WASHINGTON, D.C.—Luis Valdez, the playwright, theater director, actor and lifelong activist, joined arts luminaries Thursday morning at the White House to receive the 2015 National Medal of Arts.
Valdez was honored “for bringing Chicano culture to American drama,” the White House spokesperson announced as the San Juan Bautista resident took the stage. “As a playwright, actor, writer and director, he illuminates the human spirit in the face of social injustice through award-winning stage, film, and television productions.”
The packed ceremony was jovial and visibly joyous—with laughter as President Barack Obama greeted each of the award medalists in a mid-morning ceremony notable for its inclusivity of genre.
“I can tell,” the president began, with a sly smile, “this is a rowdy crowd.”
Recognized alongside Valdez were Broadway star Audra McDonald; comedian and filmmaker Mel Brooks; dancer Ralph Lemon; author Sandra Cisneros; composer Philip Glass; musicians Berry Gordy and Santiago Jiménez, Jr.; painter Jack Whitten; playwright and director Moisés Kaufman; and the Eugene O’Neill Theater Center.
The National Humanities medals were presented at the same ceremony, with a similarly wide-ranging list of artistic giants.
The National Medal of Arts are awarded annually to artists deemed “deserving of special recognition by reason of their outstanding contributions to the excellence, growth, support and availability of the arts in the United States.” It is the highest award granted to artists by the government, and the president—as Obama did this year—may choose up to a dozen awardees.
In a statement before the awards, Valdez referenced San Juan Bautista-based El Teatro Campesino playhouse.
“I am honored to receive this recognition from President Obama and the National Council of the Arts. I share it with the countless artists who have created El Teatro Campesino over the last fifty years,” it read.
Past recipients have included poet Maya Angelou and dancer Mikhail Baryshnikov (both in 2000), choreographer Martha Graham and the artist Georgia O’Keefe—both in 1985, the inaugural year of the awards.
Born to migrant workers and raised in a community of Mexican farm workers—he met civil rights leader Cesar Chavez when he was just six years old—Luis Valdez became an activist for migrant workers’ rights as a young man. In 1965 he founded El Teatro Campesino (the Farmworkers Theater) as a direct outgrowth and a creative response to the efforts of the United Farm Workers. Indeed, according to Nancy Richman of Earlham College, the first “actos,” or short plays, were “initially performed in flatbed pickup trucks on picket lines” of the famous Delano Grape Strike.

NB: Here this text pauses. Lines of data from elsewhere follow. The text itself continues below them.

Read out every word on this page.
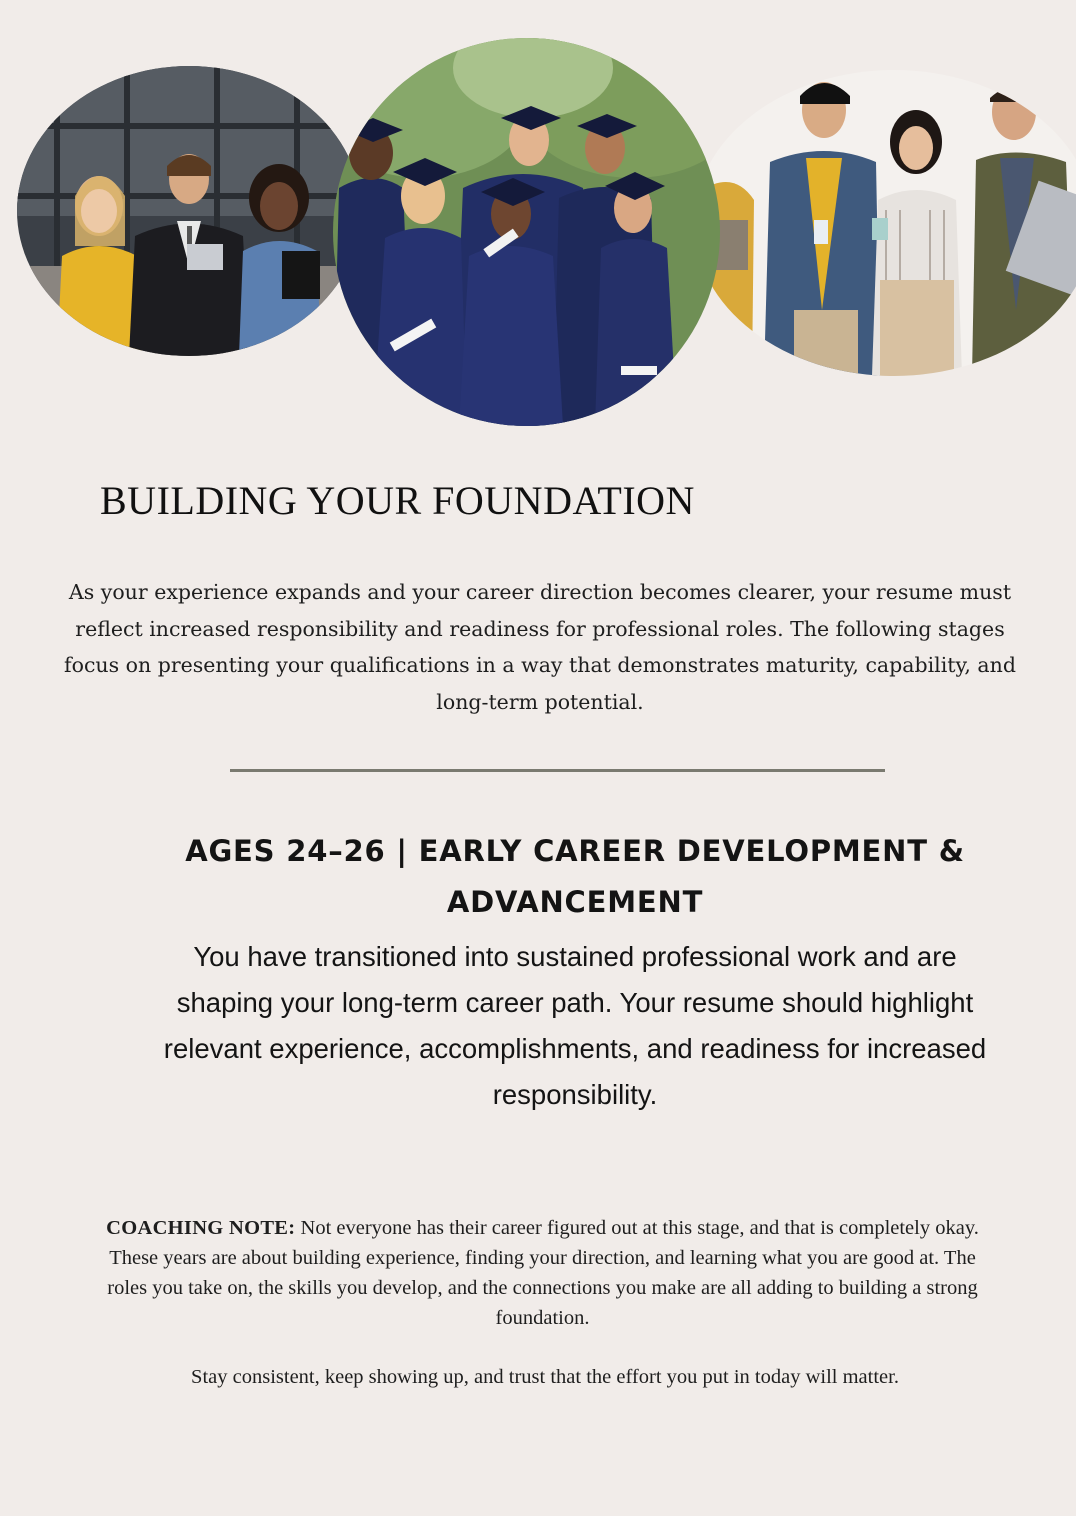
BUILDING YOUR FOUNDATION

As your experience expands and your career direction becomes clearer, your resume must reflect increased responsibility and readiness for professional roles. The following stages focus on presenting your qualifications in a way that demonstrates maturity, capability, and long-term potential.

AGES 24–26 | EARLY CAREER DEVELOPMENT & ADVANCEMENT

You have transitioned into sustained professional work and are shaping your long-term career path. Your resume should highlight relevant experience, accomplishments, and readiness for increased responsibility.

COACHING NOTE: Not everyone has their career figured out at this stage, and that is completely okay. These years are about building experience, finding your direction, and learning what you are good at. The roles you take on, the skills you develop, and the connections you make are all adding to building a strong foundation.

Stay consistent, keep showing up, and trust that the effort you put in today will matter.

Valdez is often referred to as the “godfather of Chicano theater.”
Valdez also was the force behind the Golden Globe-nominated film “La Bamba” (1987), which chronicled the life of Richie Valens. His many plays and other work have been recognized by the Obie awards, the Presidential Medal of the Arts, the Hispanic Heritage Awards in Literature and the Emmy awards.
The now-75 year old has never stopped producing theater. The Los Angeles Times called his 2013 play “Valley of the Heart,” which completed a sold-out run at San Jose Stage Company earlier this year, a “quintessentially California play, written by a master of the genre.”
In his remarks before the medals were awarded, Obama spoke to the legacy of the diverse artists, Valdez included.
“Michelle and I have tried to make it a priority to promote the arts and the humanities, especially for our young people, and it’s because we believe that the arts and the humanities are, in many ways, reflective of our national soul,” the president said. “They’re central to who we are as Americans—dreamers and storytellers, and innovators and visionaries. They’re what helps us make sense of the past, the good and the bad. They’re how we chart a course for the future while leaving something of ourselves for the next generation to learn from.”
He continued, “the arts and the humanities …. lift up our identities, and make us see ourselves in each other. And today’s honorees each possess a gift for this kind of creative empathy—a gift that allows us to exchange a sense of what’s most important and most profound in us, and to identify with our collective experience as Americans.”
Valdez has spent the last half century bringing the Chicano experience and culture to the stage and screen.
“Now people call me a legend,” Valdez told the San Jose Mercury News last year, upon the 50th anniversary of El Teatro Campesino. “I don’t know about that. I know that I came first and I did what had to be done. If that makes me a legendary figure, so be it.”